Ibnul Qayyim rahimahullah menerangkan bahwa shirath (jalan yang lurus) di ayat ini adalah Syari’atNya. Sebagaimana dinyatakan dalam firmanNya :

Sebagaimana firman Allah Ta’ala :

“Dan bahwa jalan ini adalah shirathkKu (JalanKu) yang lurus”. (QS. Al An’am : 153)

Juga firmanNya dalam Al Qur’an Surat Asy Syura ayat 53 :

“Dan sesungguhnya engkau (hai Muhammad) membimbing manusia ke shirat yang mustaqim (agama yang benar) yaitu shiratullah (agama Allah)”.
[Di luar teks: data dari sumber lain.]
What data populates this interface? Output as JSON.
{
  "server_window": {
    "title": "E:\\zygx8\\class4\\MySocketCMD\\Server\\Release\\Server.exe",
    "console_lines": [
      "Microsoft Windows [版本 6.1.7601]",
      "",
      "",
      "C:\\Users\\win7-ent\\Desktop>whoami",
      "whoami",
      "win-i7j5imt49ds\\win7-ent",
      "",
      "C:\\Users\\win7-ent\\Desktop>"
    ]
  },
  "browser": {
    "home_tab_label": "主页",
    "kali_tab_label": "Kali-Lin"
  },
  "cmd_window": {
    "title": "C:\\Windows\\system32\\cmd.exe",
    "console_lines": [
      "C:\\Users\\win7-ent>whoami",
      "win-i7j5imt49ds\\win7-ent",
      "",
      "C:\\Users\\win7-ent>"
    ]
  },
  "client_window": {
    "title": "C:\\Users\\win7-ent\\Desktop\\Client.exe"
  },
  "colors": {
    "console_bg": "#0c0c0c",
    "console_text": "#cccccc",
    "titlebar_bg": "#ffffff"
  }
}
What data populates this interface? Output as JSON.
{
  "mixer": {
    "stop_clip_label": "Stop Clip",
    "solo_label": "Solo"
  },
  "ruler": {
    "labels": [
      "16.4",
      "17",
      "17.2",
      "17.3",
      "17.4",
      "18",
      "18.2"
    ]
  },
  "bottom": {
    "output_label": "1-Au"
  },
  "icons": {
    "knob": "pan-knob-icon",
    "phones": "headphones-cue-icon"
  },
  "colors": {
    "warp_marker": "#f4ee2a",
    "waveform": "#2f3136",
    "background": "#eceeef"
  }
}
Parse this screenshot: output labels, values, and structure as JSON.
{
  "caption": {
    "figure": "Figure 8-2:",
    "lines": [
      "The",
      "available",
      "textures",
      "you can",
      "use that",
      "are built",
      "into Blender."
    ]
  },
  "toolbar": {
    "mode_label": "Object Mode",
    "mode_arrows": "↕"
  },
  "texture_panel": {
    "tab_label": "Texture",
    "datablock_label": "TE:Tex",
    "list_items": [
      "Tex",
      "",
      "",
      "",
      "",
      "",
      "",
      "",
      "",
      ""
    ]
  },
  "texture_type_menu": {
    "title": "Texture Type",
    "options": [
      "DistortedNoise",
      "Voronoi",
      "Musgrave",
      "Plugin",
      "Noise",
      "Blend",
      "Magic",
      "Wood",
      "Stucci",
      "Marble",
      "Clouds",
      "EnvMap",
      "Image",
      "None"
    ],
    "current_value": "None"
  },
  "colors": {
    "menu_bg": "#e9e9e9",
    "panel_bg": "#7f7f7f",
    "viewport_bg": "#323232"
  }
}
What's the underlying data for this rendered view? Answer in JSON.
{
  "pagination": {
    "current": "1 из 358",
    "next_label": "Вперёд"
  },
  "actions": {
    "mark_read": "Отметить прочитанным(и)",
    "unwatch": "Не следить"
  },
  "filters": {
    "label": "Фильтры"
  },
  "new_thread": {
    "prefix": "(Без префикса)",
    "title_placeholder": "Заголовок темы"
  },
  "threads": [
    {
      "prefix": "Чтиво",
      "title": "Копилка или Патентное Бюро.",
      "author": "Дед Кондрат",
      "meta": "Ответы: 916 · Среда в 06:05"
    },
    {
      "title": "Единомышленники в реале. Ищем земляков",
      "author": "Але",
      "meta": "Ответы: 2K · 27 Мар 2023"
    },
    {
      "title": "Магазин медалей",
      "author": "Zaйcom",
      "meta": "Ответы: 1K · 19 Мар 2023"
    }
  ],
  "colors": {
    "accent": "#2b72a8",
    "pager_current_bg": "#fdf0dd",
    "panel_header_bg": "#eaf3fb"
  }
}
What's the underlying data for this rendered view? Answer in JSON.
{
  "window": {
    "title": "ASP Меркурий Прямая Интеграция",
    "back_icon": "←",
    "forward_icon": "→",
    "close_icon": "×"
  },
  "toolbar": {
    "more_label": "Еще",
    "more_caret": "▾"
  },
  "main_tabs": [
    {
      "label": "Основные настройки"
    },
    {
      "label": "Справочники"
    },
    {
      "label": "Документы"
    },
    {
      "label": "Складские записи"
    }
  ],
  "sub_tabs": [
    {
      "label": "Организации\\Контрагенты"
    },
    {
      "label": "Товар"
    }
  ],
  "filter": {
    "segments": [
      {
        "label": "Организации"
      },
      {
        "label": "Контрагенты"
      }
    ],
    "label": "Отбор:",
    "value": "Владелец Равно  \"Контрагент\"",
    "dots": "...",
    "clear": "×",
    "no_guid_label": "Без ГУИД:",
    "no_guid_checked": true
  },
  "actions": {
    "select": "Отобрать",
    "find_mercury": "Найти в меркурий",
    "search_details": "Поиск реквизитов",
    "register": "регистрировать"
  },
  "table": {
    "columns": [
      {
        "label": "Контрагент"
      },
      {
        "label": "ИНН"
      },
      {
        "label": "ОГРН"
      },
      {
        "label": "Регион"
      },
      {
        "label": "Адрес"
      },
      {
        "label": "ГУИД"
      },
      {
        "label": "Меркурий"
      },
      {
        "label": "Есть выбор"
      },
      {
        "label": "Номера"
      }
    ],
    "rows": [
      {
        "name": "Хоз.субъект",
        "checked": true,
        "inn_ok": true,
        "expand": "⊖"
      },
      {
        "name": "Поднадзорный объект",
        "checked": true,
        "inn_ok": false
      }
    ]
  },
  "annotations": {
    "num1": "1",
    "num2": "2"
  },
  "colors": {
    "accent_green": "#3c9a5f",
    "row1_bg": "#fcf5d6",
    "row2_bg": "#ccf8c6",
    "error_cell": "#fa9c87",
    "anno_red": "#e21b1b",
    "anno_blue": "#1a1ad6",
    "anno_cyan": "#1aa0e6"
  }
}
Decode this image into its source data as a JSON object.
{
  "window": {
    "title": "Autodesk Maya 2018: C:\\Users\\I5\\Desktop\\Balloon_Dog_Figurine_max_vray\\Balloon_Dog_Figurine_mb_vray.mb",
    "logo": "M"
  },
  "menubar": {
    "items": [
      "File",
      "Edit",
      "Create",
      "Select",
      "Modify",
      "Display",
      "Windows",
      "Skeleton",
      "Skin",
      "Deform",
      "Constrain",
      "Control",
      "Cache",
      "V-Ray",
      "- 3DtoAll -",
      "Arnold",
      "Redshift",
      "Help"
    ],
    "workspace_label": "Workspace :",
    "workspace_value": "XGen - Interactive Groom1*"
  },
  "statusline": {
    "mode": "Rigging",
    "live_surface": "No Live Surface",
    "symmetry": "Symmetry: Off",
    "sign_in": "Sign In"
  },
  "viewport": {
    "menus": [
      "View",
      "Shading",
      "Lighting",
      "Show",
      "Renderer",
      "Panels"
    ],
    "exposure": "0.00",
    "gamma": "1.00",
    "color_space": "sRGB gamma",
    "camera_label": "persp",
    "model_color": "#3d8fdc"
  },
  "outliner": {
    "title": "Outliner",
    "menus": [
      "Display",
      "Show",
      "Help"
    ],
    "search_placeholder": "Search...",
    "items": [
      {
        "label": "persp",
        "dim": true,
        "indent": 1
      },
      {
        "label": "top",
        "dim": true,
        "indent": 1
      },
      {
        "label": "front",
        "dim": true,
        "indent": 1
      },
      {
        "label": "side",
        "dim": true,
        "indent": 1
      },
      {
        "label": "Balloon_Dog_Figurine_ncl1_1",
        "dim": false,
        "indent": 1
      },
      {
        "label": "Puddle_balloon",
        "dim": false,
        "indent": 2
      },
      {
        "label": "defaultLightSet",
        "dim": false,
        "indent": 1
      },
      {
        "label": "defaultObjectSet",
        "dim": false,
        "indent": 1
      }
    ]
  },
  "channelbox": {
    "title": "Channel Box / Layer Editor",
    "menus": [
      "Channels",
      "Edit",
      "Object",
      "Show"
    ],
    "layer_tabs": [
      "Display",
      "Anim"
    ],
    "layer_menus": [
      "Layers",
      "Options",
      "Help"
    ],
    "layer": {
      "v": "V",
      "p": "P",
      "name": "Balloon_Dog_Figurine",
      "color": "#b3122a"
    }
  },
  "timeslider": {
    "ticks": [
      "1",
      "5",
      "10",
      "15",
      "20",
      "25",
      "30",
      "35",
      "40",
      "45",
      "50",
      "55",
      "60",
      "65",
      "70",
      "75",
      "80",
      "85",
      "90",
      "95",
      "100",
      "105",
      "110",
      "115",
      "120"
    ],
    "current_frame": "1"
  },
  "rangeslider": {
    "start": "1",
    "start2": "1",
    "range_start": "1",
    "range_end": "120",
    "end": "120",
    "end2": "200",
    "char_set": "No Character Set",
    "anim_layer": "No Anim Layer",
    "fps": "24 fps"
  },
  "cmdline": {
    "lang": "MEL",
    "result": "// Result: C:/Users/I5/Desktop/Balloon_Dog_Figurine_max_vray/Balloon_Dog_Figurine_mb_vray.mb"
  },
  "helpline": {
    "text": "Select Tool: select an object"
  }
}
Maka hidayah di sini ialah keterangan dan penunjukan kepada kebenaran. Kemudian setelah itu Taufiq dan ilham. Sedangkan untuk mencapai keterangan dan penunjukan kepada kebenaran itu haruslah diambil dari Rasulullah. Maka bila seorang telah mendapatkan ilmu dari apa yang diajarkan oleh Rasulullah (yakni keterangan dan penunjukan kepada kebenaran), terbukalah peluang baginya untuk mendapatkan Al Hidayah dan At Taufiq. Yaitu Allah jadikan dalam hatinya keimanan kepada kebenaran ilmu itu dan kemudian mencintainya dan dijadikan dalam hatinya rasa keindahan hidup dibawah bimbingan ajaran Rasul itu. Sehingga dia sangat mengutamakannya atas ajaran yang lainnya dan ridho dengan segala yang diputuskan dalam ajaran tersebut dan dia senang untuk beramal dengannya. Kemudian Allah jadikan kita merasa sangat perlu menjalankan ajaran Rasul itu secara dhahir dan batin dan Allah jadikan kekuatan untuk kita dapat menjalankannya serta istiqamah terus-menerus di atas jalan itu sampai mencapai “Husnul Khatimah”. Dengan sebab itu, kita mengerti betapa pentingnya kita selalu berdo’a kepada Allah di setiap rakaat shalat kita dengan membaca ayat ini. Demikian Ibnu Qayyim menerangkan dalam Bada’i ut Tafsir.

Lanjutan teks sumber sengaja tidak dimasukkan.